さらに、商品別にみてみると,外来付加保険が786万人,病院付加保険が598万人,歯科治療保険が1,495万人、疾病給付金保険が358万人となっており、2014年度との比較では、歯科治療保険を中心に増加している。
付加医療保険の被保険者数
過去からの被保険者数の増加率の推移をみると、完全医療保険及び付加医療保険ともに、その増加率が顕著に低下してきている。特に、完全医療保険については、ここ4年間、被保険者数が減少している。一方で、付加医療保険については、完全医療保険を上回る増加率で推移してきているが、ここ2年間の増加率は2%未満にとどまっている。
民間医療保険の被保険者数の増加率
 
4 1人の被保険者が複数の契約に加入している場合、複数カウントされる。
3|基本タリフ1
2009年1月から、(代替医療保険を提供する)民間医療保険会社は、公的医療保険の給付サービスに相当する「基本タリフ(Basistarif)」5を提供しなければならなくなった。基本タリフは、民間医療保険連盟が保険監督法に基づいて設計している業界共通の統一料率商品であり、(1)加入時の年齢別に保険料が決定されるが、健康状態は加味されない、(2)保険料水準は公的医療保険の平均最高保険料を上回ってはならない、等の制約がある。 
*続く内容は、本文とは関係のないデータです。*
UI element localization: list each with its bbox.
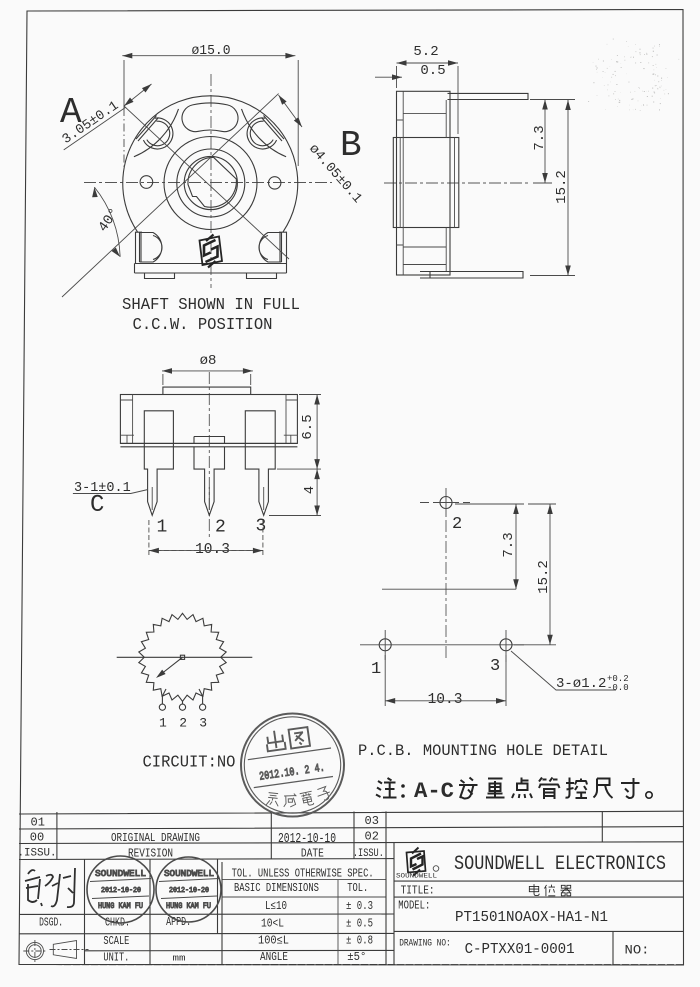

この基本タリフの2015年度の被保険者数は、29,400人であり、2009年の設立当初から、大幅に増加している状況にはない。
基本タリフへの加入状況
なお、1994年に導入された「標準タリフ(Standardtarif)」については、2015年度末で45,800人で、対前年300人の増加となっている。その9割近くの39,200人が財政支援を受けていない。
 
 
5 国民皆保険を実現するための第1段階の措置として、2007年7月からは、「標準タリフ(Standardtarif)」の提供が義務付けられていたが、第2段階の措置として「基本タリフ(Basistarif)」が導入されることになった。